What Is Interleaving?
Why Is Interleaving Used in Channel Coding?
Preview: Learn more about interleaving and how it improves the performance of error-control codes by converting burst errors into random errors.
Interleaving is a signal-processing technique used in digital communication systems to improve the effectiveness of forward error correction (FEC). Rather than correcting errors directly, an interleaver rearranges the order of the transmitted data so that groups of consecutive transmission errors become separated before they reach the decoder. This simple idea allows many error-control codes, which are designed primarily to correct isolated random errors, to cope successfully with much longer burst errors. Interleaving is therefore one of the most widely used techniques in modern communications.
Most error-control codes assume that transmission errors occur independently and are randomly distributed throughout the data stream. This assumption is valid for channels dominated by thermal noise, where each bit has approximately the same probability of being received incorrectly. Many practical communication channels, however, behave quite differently. Radio fading, atmospheric disturbances, switching transients, scratches on optical discs, magnetic recording defects, and impulsive electrical noise often produce burst errors in which many consecutive bits are corrupted simultaneously.
Burst errors present a serious problem for conventional error-control codes. A code capable of correcting one or two random bit errors may fail completely if ten or twenty adjacent bits are corrupted within the same codeword. Rather than attempting to design extremely powerful codes for every possible burst length, engineers employ interleaving to distribute the errors more evenly before decoding.
The basic principle of interleaving is straightforward. Before transmission, the encoder rearranges the order of the coded bits according to a predetermined pattern. After reception, the receiver performs the inverse operation, known as de-interleaving, restoring the original order before error correction takes place. If no transmission errors occur, the de-interleaved data are identical to the original transmitted sequence.

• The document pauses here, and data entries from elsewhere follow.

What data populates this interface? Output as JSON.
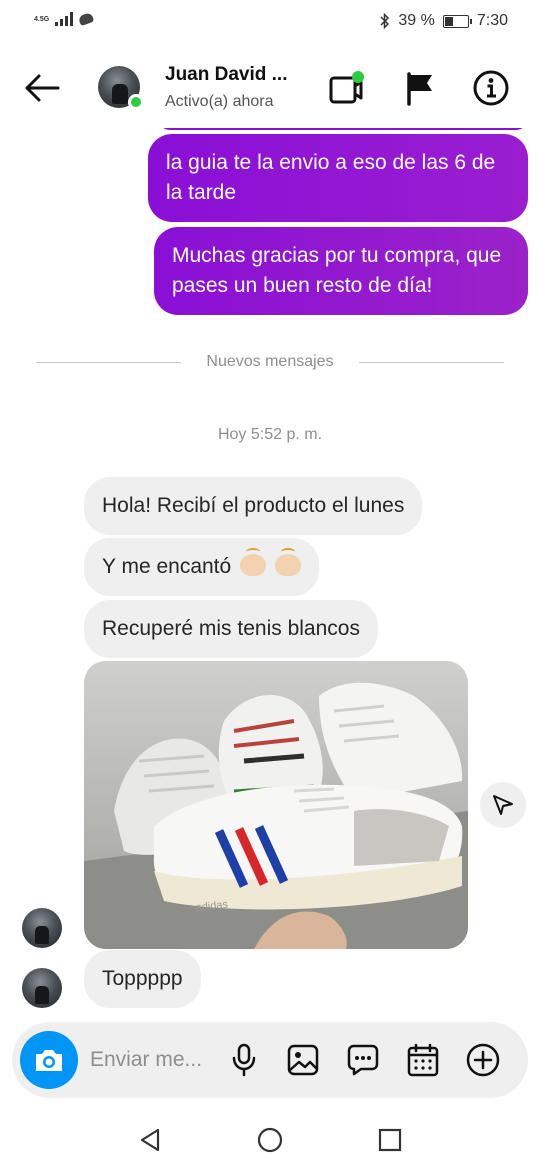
{
  "status_bar": {
    "network": "4.5G",
    "battery_text": "39 %",
    "battery_level": 0.39,
    "time": "7:30"
  },
  "header": {
    "contact_name": "Juan David ...",
    "contact_status": "Activo(a) ahora",
    "icons": [
      "back-arrow-icon",
      "video-call-icon",
      "flag-icon",
      "info-icon"
    ]
  },
  "chat": {
    "outgoing": [
      "la guia te la envio a eso de las 6 de la tarde",
      "Muchas gracias por tu compra, que pases un buen resto de día!"
    ],
    "new_messages_label": "Nuevos mensajes",
    "timestamp": "Hoy 5:52 p. m.",
    "incoming": [
      "Hola! Recibí el producto el lunes",
      "Y me encantó",
      "Recuperé mis tenis blancos",
      "Toppppp"
    ],
    "photo_brand_text": "adidas"
  },
  "composer": {
    "placeholder": "Enviar me...",
    "icons": [
      "camera-icon",
      "microphone-icon",
      "gallery-icon",
      "sticker-icon",
      "calendar-icon",
      "plus-icon"
    ]
  },
  "colors": {
    "outgoing_gradient_start": "#8a0fd6",
    "outgoing_gradient_end": "#9b22c9",
    "incoming_bg": "#efefef",
    "accent_blue": "#0095f6",
    "online": "#2ecc40"
  }
}
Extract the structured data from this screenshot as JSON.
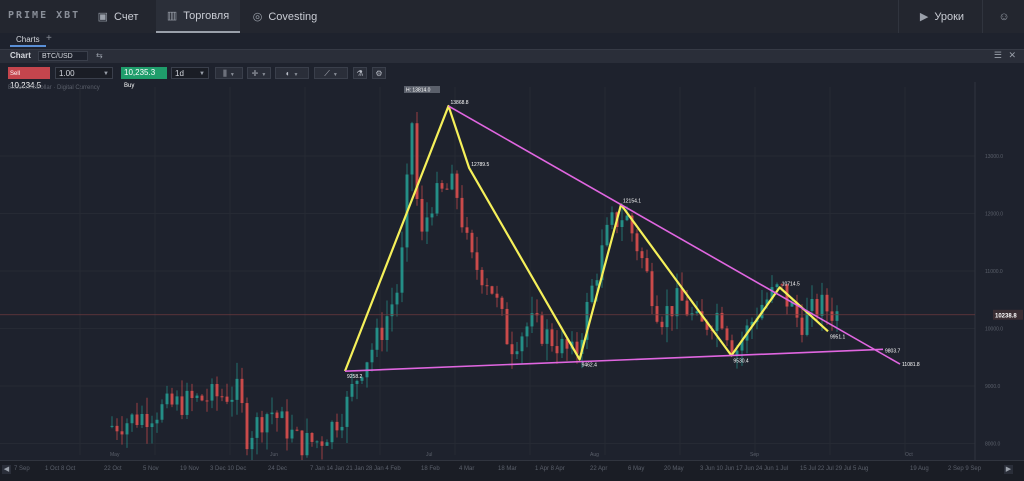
{
  "nav": {
    "logo": "PRIME XBT",
    "items": [
      {
        "label": "Счет",
        "icon": "wallet-icon"
      },
      {
        "label": "Торговля",
        "icon": "bar-chart-icon"
      },
      {
        "label": "Covesting",
        "icon": "covesting-icon"
      }
    ],
    "lessons_label": "Уроки",
    "active_index": 1
  },
  "tabs": {
    "items": [
      "Charts"
    ],
    "add": "+"
  },
  "chart_header": {
    "label": "Chart",
    "symbol": "BTC/USD"
  },
  "toolbar": {
    "sell_label": "Sell",
    "sell_price": "10,234.5",
    "quantity": "1.00",
    "buy_price": "10,235.3",
    "buy_label": "Buy",
    "timeframe": "1d"
  },
  "chart_subtitle": "Bitcoin/USDollar · Digital Currency",
  "chart_data": {
    "type": "candlestick",
    "current_price": "10238.8",
    "price_axis_labels": [
      "13000.0",
      "12000.0",
      "11000.0",
      "10000.0",
      "9000.0",
      "8000.0"
    ],
    "high_label": "H: 13814.0",
    "zigzag_points": [
      {
        "index": 0,
        "price": 9258.2,
        "label": "9258.2"
      },
      {
        "index": 15,
        "price": 13868.8,
        "label": "13868.8"
      },
      {
        "index": 18,
        "price": 12789.5,
        "label": "12789.5"
      },
      {
        "index": 34,
        "price": 9462.4,
        "label": "9462.4"
      },
      {
        "index": 40,
        "price": 12154.1,
        "label": "12154.1"
      },
      {
        "index": 56,
        "price": 9530.4,
        "label": "9530.4"
      },
      {
        "index": 63,
        "price": 10714.5,
        "label": "10714.5"
      },
      {
        "index": 70,
        "price": 9951.1,
        "label": "9951.1"
      }
    ],
    "trendline_upper_end": "11081.8",
    "trendline_lower_end": "9803.7",
    "time_labels": [
      "7 Sep",
      "1 Oct 8 Oct",
      "22 Oct",
      "5 Nov",
      "19 Nov",
      "3 Dec 10 Dec",
      "24 Dec",
      "7 Jan 14 Jan 21 Jan 28 Jan 4 Feb",
      "18 Feb",
      "4 Mar",
      "18 Mar",
      "1 Apr 8 Apr",
      "22 Apr",
      "6 May",
      "20 May",
      "3 Jun 10 Jun 17 Jun 24 Jun 1 Jul",
      "15 Jul 22 Jul 29 Jul 5 Aug",
      "19 Aug",
      "2 Sep 9 Sep"
    ],
    "month_labels": [
      "May",
      "Jun",
      "Jul",
      "Aug",
      "Sep",
      "Oct"
    ]
  },
  "colors": {
    "background": "#1e222d",
    "up_candle": "#26a69a",
    "down_candle": "#ef5350",
    "zigzag": "#f5f05a",
    "trendline": "#e066e0",
    "sell": "#c4454d",
    "buy": "#1f9d6b"
  }
}
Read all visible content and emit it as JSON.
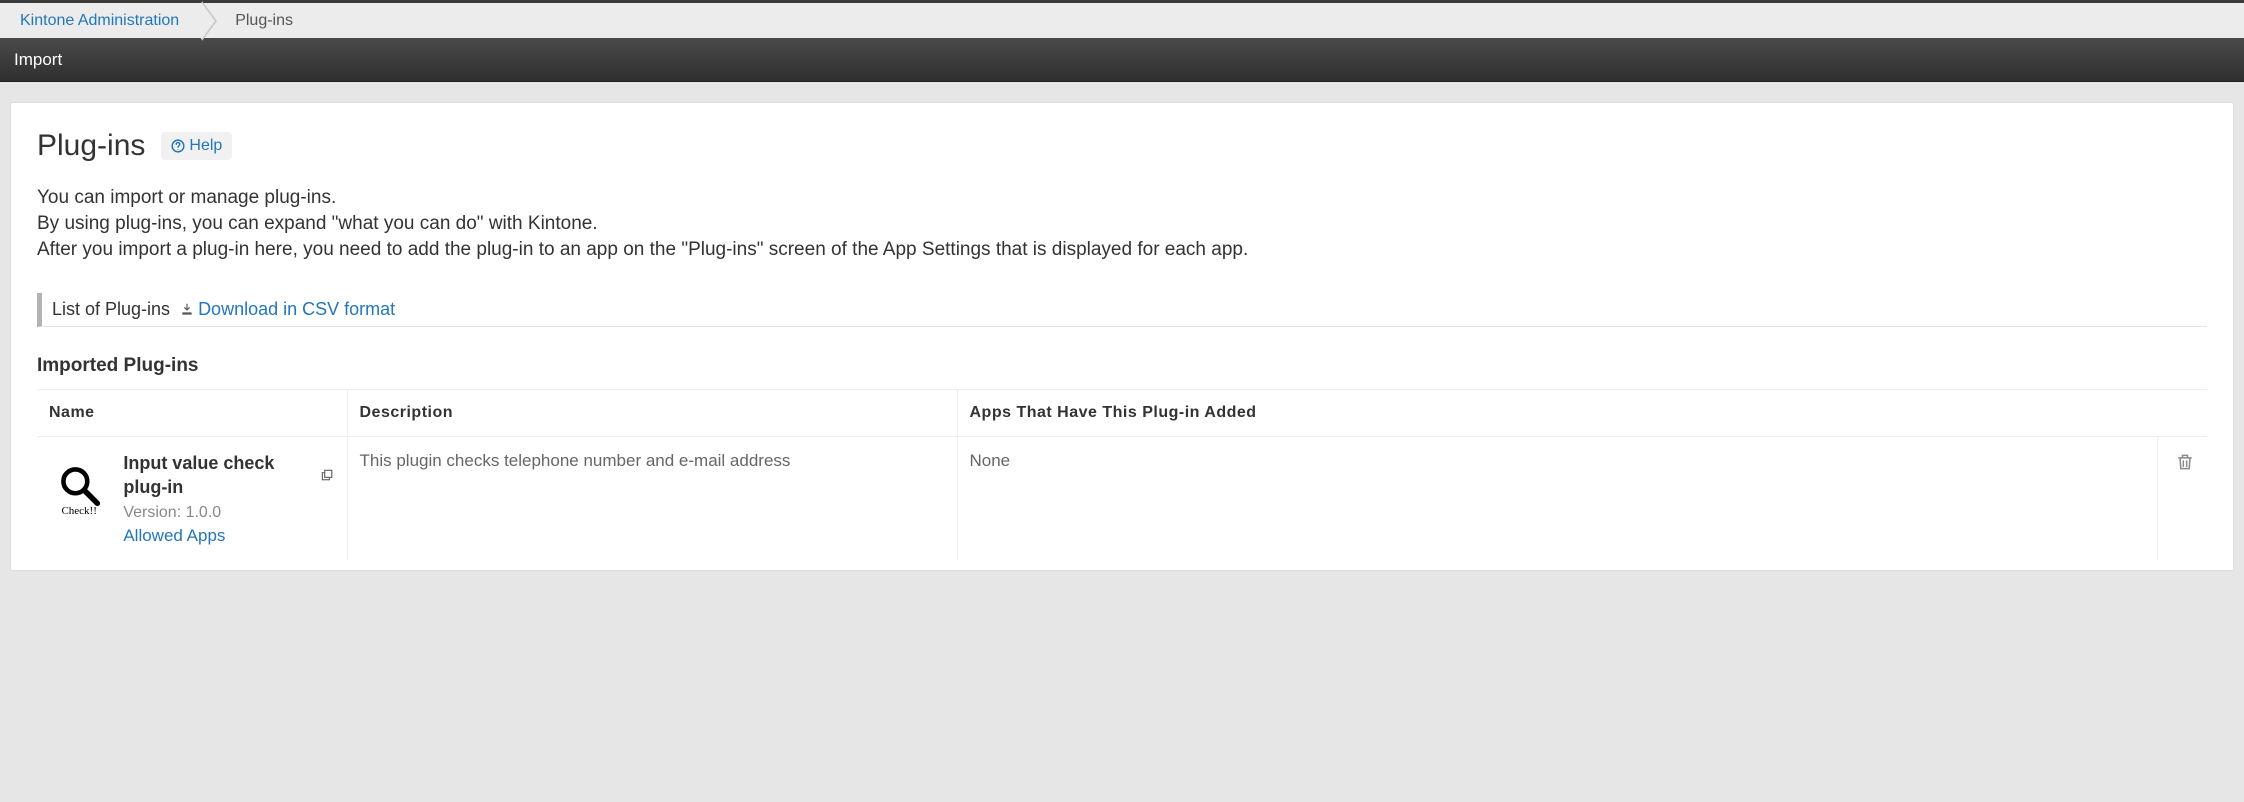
{
  "breadcrumb": {
    "root": "Kintone Administration",
    "current": "Plug-ins"
  },
  "toolbar": {
    "import_label": "Import"
  },
  "header": {
    "title": "Plug-ins",
    "help_label": "Help"
  },
  "intro": {
    "line1": "You can import or manage plug-ins.",
    "line2": "By using plug-ins, you can expand \"what you can do\" with Kintone.",
    "line3": "After you import a plug-in here, you need to add the plug-in to an app on the \"Plug-ins\" screen of the App Settings that is displayed for each app."
  },
  "list_section": {
    "label": "List of Plug-ins",
    "download_label": "Download in CSV format"
  },
  "imported_title": "Imported Plug-ins",
  "columns": {
    "name": "Name",
    "description": "Description",
    "apps": "Apps That Have This Plug-in Added"
  },
  "plugins": [
    {
      "name": "Input value check plug-in",
      "icon_caption": "Check!!",
      "version_label": "Version: 1.0.0",
      "allowed_label": "Allowed Apps",
      "description": "This plugin checks telephone number and e-mail address",
      "apps": "None"
    }
  ]
}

The benefit becomes apparent when burst errors occur. Suppose twenty consecutive transmitted bits are corrupted by a deep fade on a radio link. Without interleaving, all twenty errors may occur within a single codeword, far exceeding the correction capability of the decoder. With interleaving, however, those twenty consecutive transmission errors become distributed across many different codewords after de-interleaving. Each codeword may then contain only one or two errors, allowing the forward error-correction decoder to correct them successfully.
A useful analogy is shuffling a deck of cards before placing it into several piles. If a small amount of water damages twenty consecutive cards before shuffling, they all remain together in one pile and cause significant damage. If the cards are shuffled first, however, the damaged cards become distributed among many piles, with only one or two damaged cards in each. The overall effect is much easier to manage. Interleaving performs exactly the same function for digital data.
Several forms of interleaving are used in communication systems. The simplest is the block interleaver, in which data are written into a rectangular memory row by row and read out column by column, or vice versa. More sophisticated techniques include convolutional interleavers, matrix interleavers, helical interleavers, and random interleavers. Each provides different trade-offs between burst-error protection, memory requirements, processing complexity, and transmission delay.
Interleaving is particularly important in wireless communication systems, where multipath fading often produces bursts of errors lasting many symbol intervals. It is also widely employed in satellite communications, digital television, compact discs, DVDs, Blu-ray discs, magnetic recording systems, solid-state storage devices, and deep-space communication links. In each case, the objective is the same: convert correlated burst errors into isolated random errors that can be corrected efficiently by the channel decoder.
Modern coding techniques depend heavily on interleaving. Turbo codes, for example, employ carefully designed random interleavers as an integral part of their operation, allowing iterative decoders to approach the theoretical limits established by Claude Shannon. Similarly, many Low-Density Parity-Check (LDPC) coding systems combine interleaving with powerful error-correction algorithms to improve reliability on fading communication channels.
Interleaving is not without cost. Because data must be accumulated before they can be rearranged, the technique introduces additional latency. Larger interleavers provide greater protection against longer burst errors but also require more memory and produce longer transmission delays. Communication-system designers therefore select the interleaver depth carefully to achieve an appropriate balance between burst-error protection, implementation complexity, and end-to-end delay.
It is important to recognise that interleaving does not correct errors by itself. It introduces no additional redundancy and therefore cannot detect or repair corrupted data. Its purpose is simply to rearrange the transmitted information so that the existing forward error-correction code can operate under conditions more closely matching those for which it was designed. Interleaving and FEC therefore work together as complementary techniques rather than as independent error-control methods.
Today, interleaving is regarded as an essential component of most high-performance digital communication systems. From mobile telephone networks and satellite links to optical communication systems and digital storage devices, it enables relatively simple error-control codes to achieve remarkable performance on channels that would otherwise produce unmanageable burst errors.
Interleaving therefore represents one of the most elegant ideas in communications engineering. By changing only the order in which data are transmitted—without altering the information itself—it transforms difficult burst-error channels into channels that are far easier for error-correction codes to handle. This simple yet powerful concept has become one of the key enabling technologies of reliable modern digital communications.